In high school, Lanza used to slither through the hallways, awkwardly pressing himself against the wall while wearing the same green shirt and khaki pants every day. He hardly ever talked to classmates and once gave a presentation entirely by computer, never uttering a single word.
"As long as I knew him, he never really spoke," said Daniel Frost, who took a computer class with Lanza and remembered his skill with electronics.
Lanza seemed to spend most of his time in his own large space in the basement of the home he shared with his mother — the same basement where she kept a collection of guns, said Russell Ford, a friend of Nancy Lanza's who had done chimney and pipe work on the house.
A week ago, Lanza fatally shot his mother before blasting his way into the school, killing 20 children and six teachers with a military style rifle. As police approached, he used a handgun to commit suicide.

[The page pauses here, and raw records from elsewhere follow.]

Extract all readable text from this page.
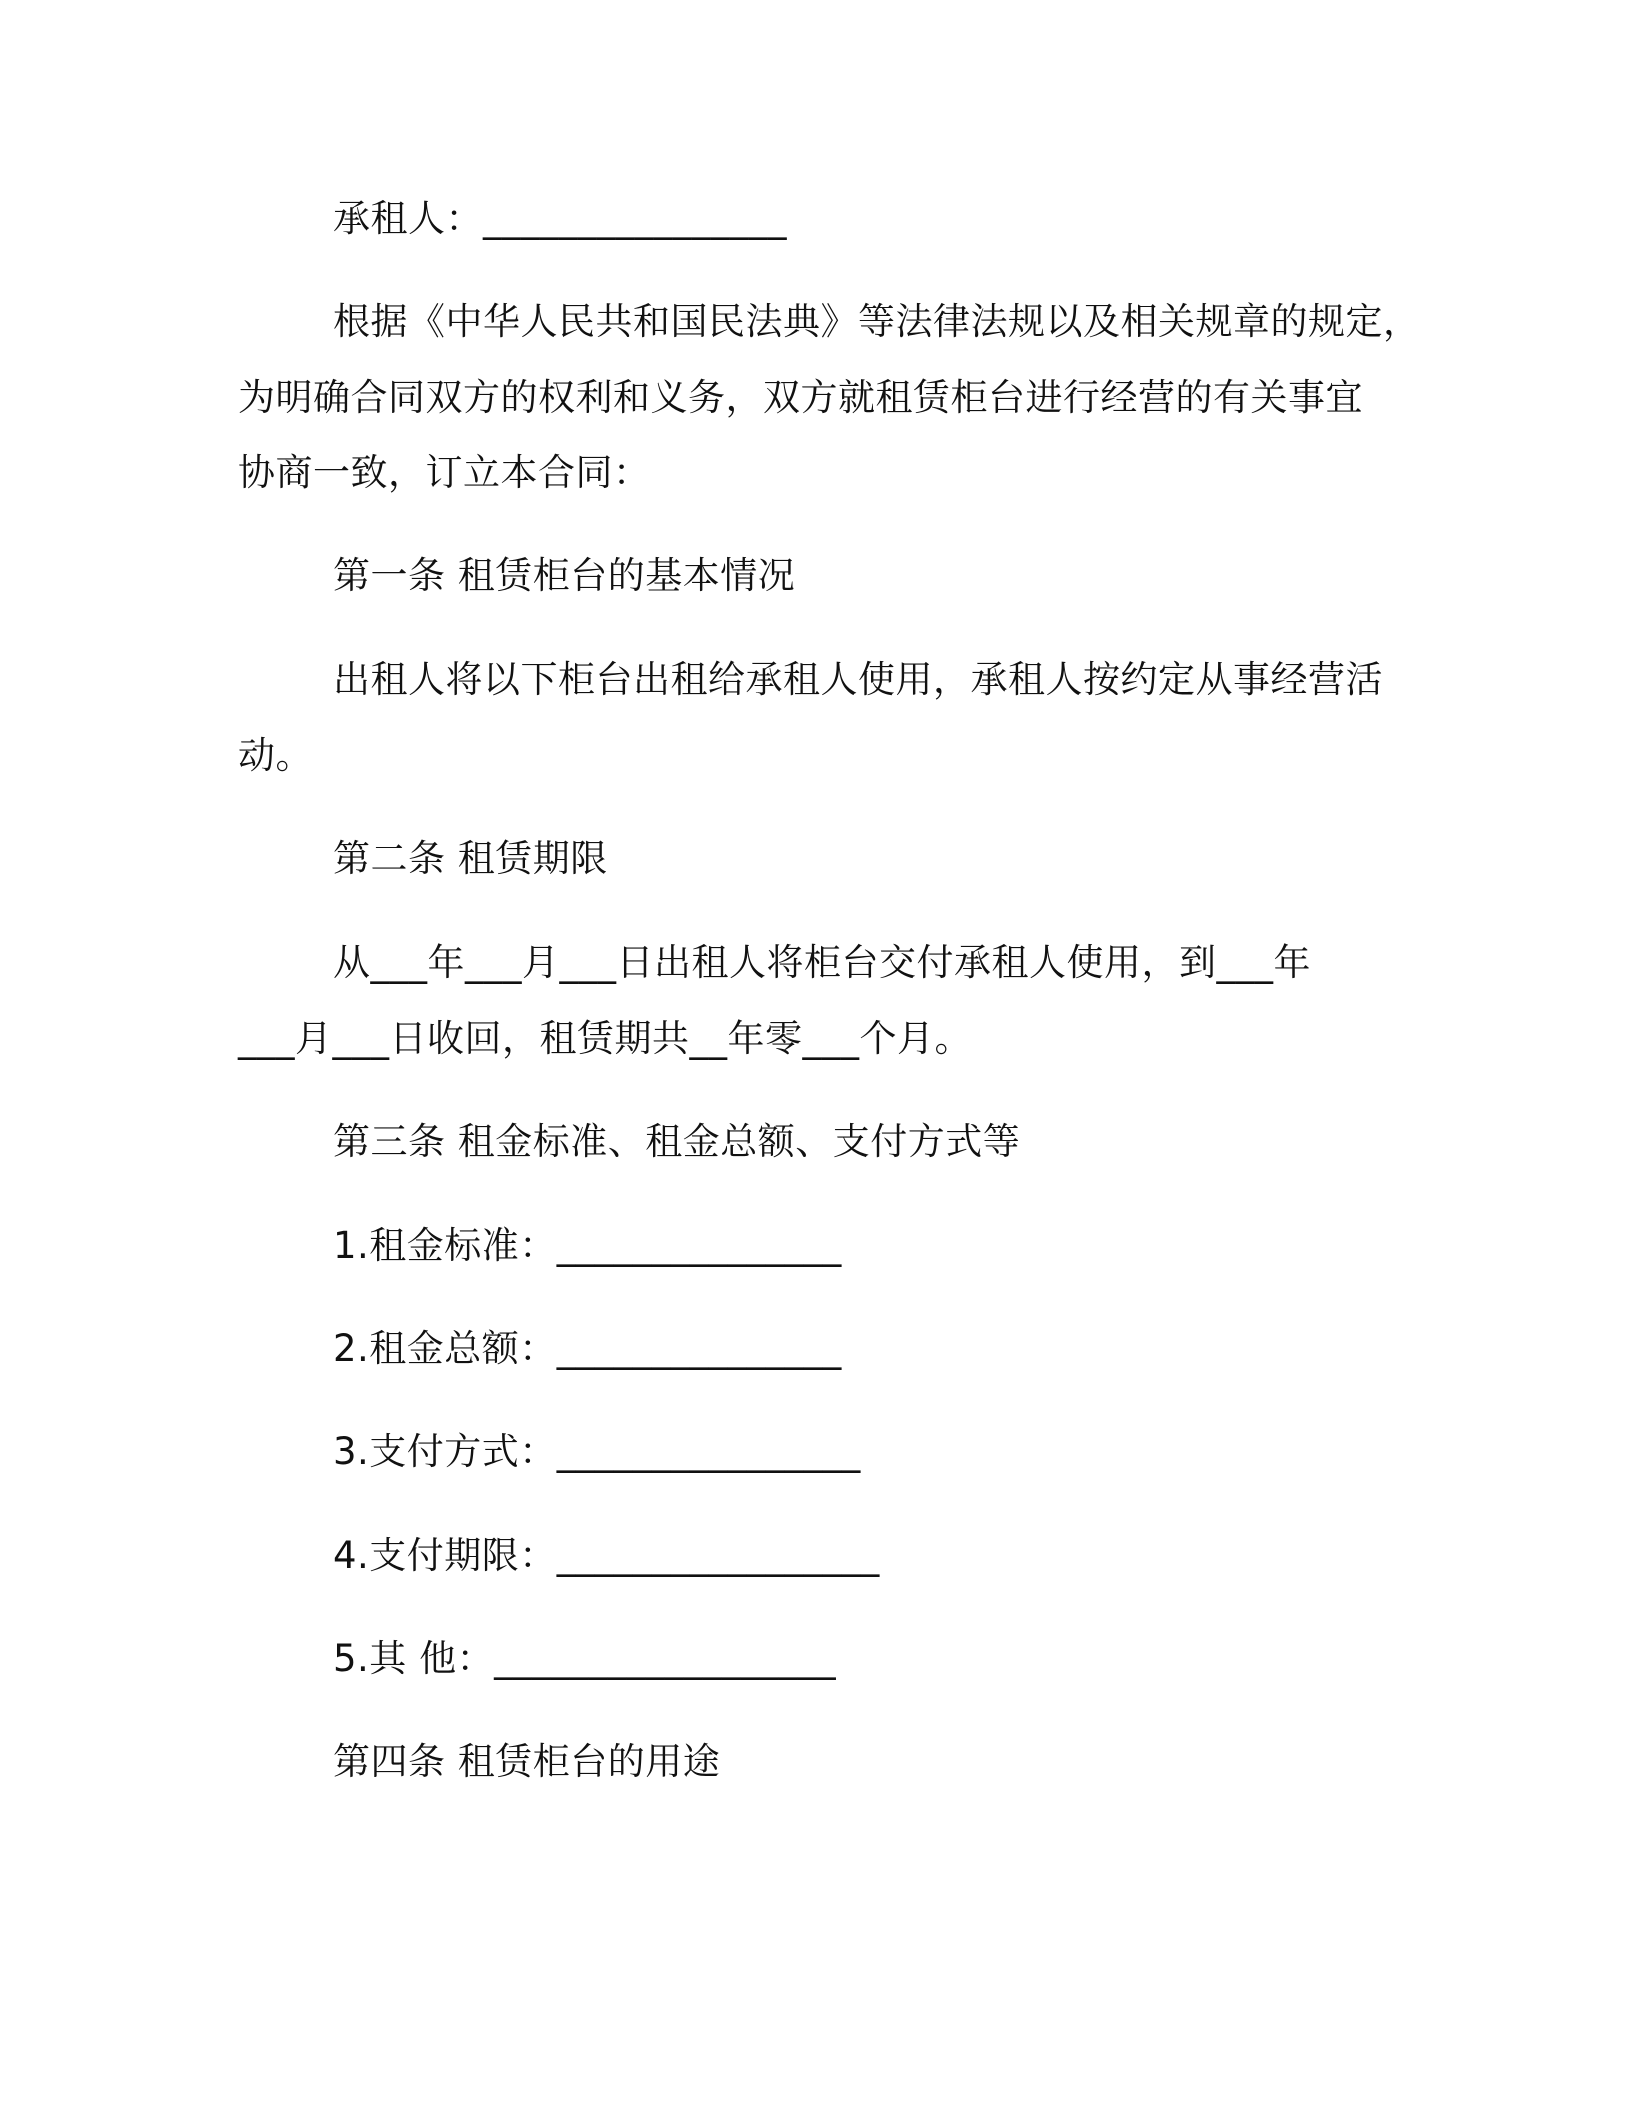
承租人：________________
根据《中华人民共和国民法典》等法律法规以及相关规章的规定，
为明确合同双方的权利和义务，双方就租赁柜台进行经营的有关事宜
协商一致，订立本合同：
第一条 租赁柜台的基本情况
出租人将以下柜台出租给承租人使用，承租人按约定从事经营活
动。
第二条 租赁期限
从___年___月___日出租人将柜台交付承租人使用，到___年
___月___日收回，租赁期共__年零___个月。
第三条 租金标准、租金总额、支付方式等
1.租金标准：_______________
2.租金总额：_______________
3.支付方式：________________
4.支付期限：_________________
5.其 他：__________________
第四条 租赁柜台的用途
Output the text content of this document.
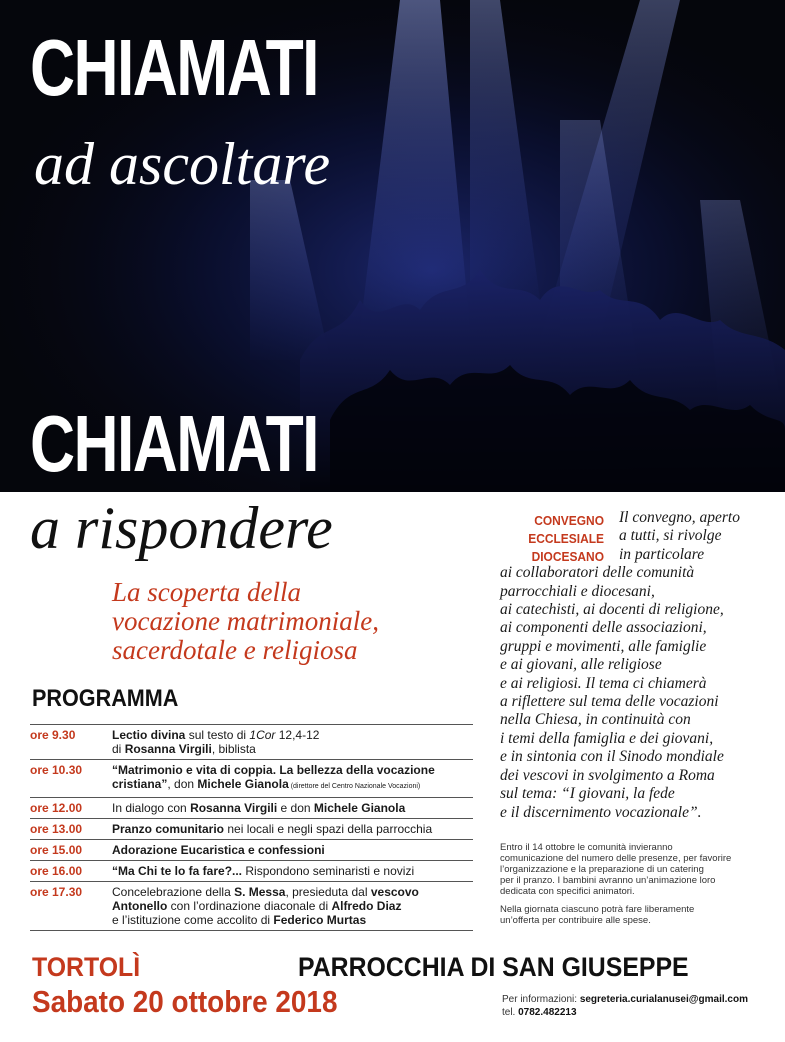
CHIAMATI
ad ascoltare
CHIAMATI
a rispondere
La scoperta della
vocazione matrimoniale,
sacerdotale e religiosa
PROGRAMMA
ore 9.30	Lectio divina sul testo di 1Cor 12,4-12
di Rosanna Virgili, biblista
ore 10.30	“Matrimonio e vita di coppia. La bellezza della vocazione cristiana”, don Michele Gianola (direttore del Centro Nazionale Vocazioni)
ore 12.00	In dialogo con Rosanna Virgili e don Michele Gianola
ore 13.00	Pranzo comunitario nei locali e negli spazi della parrocchia
ore 15.00	Adorazione Eucaristica e confessioni
ore 16.00	“Ma Chi te lo fa fare?... Rispondono seminaristi e novizi
ore 17.30	Concelebrazione della S. Messa, presieduta dal vescovo Antonello con l’ordinazione diaconale di Alfredo Diaz
e l’istituzione come accolito di Federico Murtas
CONVEGNO
ECCLESIALE
DIOCESANO
Il convegno, aperto
a tutti, si rivolge
in particolare
ai collaboratori delle comunità
parrocchiali e diocesani,
ai catechisti, ai docenti di religione,
ai componenti delle associazioni,
gruppi e movimenti, alle famiglie
e ai giovani, alle religiose
e ai religiosi. Il tema ci chiamerà
a riflettere sul tema delle vocazioni
nella Chiesa, in continuità con
i temi della famiglia e dei giovani,
e in sintonia con il Sinodo mondiale
dei vescovi in svolgimento a Roma
sul tema: “I giovani, la fede
e il discernimento vocazionale”.
Entro il 14 ottobre le comunità invieranno
comunicazione del numero delle presenze, per favorire
l’organizzazione e la preparazione di un catering
per il pranzo. I bambini avranno un’animazione loro
dedicata con specifici animatori.
Nella giornata ciascuno potrà fare liberamente
un’offerta per contribuire alle spese.
TORTOLÌ
Sabato 20 ottobre 2018
PARROCCHIA DI SAN GIUSEPPE
Per informazioni: segreteria.curialanusei@gmail.com
tel. 0782.482213
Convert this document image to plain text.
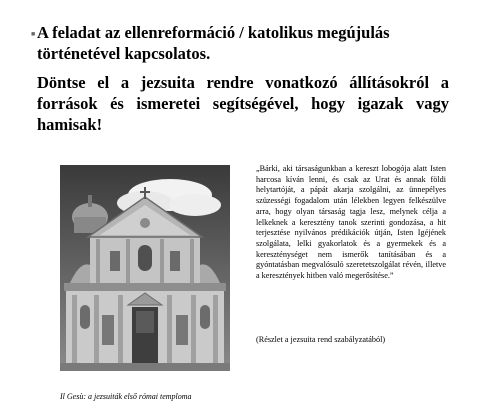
■ A feladat az ellenreformáció / katolikus megújulás történetével kapcsolatos.

Döntse el a jezsuita rendre vonatkozó állításokról a források és ismeretei segítségével, hogy igazak vagy hamisak!

Il Gesù: a jezsuiták első római temploma

„Bárki, aki társaságunkban a kereszt lobogója alatt Isten harcosa kíván lenni, és csak az Urat és annak földi helytartóját, a pápát akarja szolgálni, az ünnepélyes szüzességi fogadalom után lélekben legyen felkészülve arra, hogy olyan társaság tagja lesz, melynek célja a lelkeknek a keresztény tanok szerinti gondozása, a hit terjesztése nyilvános prédikációk útján, Isten Igéjének szolgálata, lelki gyakorlatok és a gyermekek és a kereszténységet nem ismerők tanításában és a gyóntatásban megvalósuló szeretetszolgálat révén, illetve a keresztények hitben való megerősítése.”

(Részlet a jezsuita rend szabályzatából)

Nancy Lanza was often seen around town and regularly chatted up friends and acquaintances at a local restaurant, but her 20-year-old son was a mysterious figure who was seldom spotted in this community of rolling hills and clapboard colonial homes, according to Ford and other townspeople.
The basement of the Lanza home was fully carpeted and had artwork, including a picture of a horse, on the walls. There was a computer, a flat-screen television, couches and an elaborate setup for video games. Nancy Lanza kept her guns in what appeared to be a secure case in another part of the basement, Ford said.
"She was from gun culture. Live free or die. That was truly her upbringing," said Ford, who often met the New Hampshire native and other friends at a regular Tuesday gathering at My Place, a local restaurant.
Ford did not know if Lanza brought her son shooting.
Over the past year and a half, Ford said, Nancy Lanza had told him that she planned to move out West and enroll Adam in a "school or a center." The plan started unfolding after Adam turned 18.
"He wouldn't be dwelling with her," said Ford, who remembered that Adam Lanza never spoke to him or even made eye contact.
"She knew she needed to be near him," he added. "She was trying to do what was positive for him."
Ford said Nancy Lanza didn't elaborate on what type of services she wanted her son to receive. He hadn't seen her in about a month and a half, and said she made fewer appearances at the restaurant in recent months.
Mark Tambascio, owner of My Place, said Nancy Lanza described the same plan to him, saying she might move to Washington State.
Back in high school, Frost recalled, Lanza once made a class presentation about how to change the folders in Microsoft Windows different colors. He did it without saying a word, just demonstrating the steps on a screen.
Someone in the class brought in a video game called "Counter-Strike," a first-person shooting video game in which players compete against each other as either terrorists or counter-terrorists, Frost said.
Lanza "seemed pretty interested in the game," Frost recalled, and would play it with other students. He remembers the weapons Lanza chose: an M4 military-style assault rifle and a Glock handgun.
During the rampage at the school, Lanza used a military-style assault rifle and carried handguns, authorities said.
A week after the massacre, authorities still have no clear reason why Lanza would lash out at defenseless first-graders and their caretakers.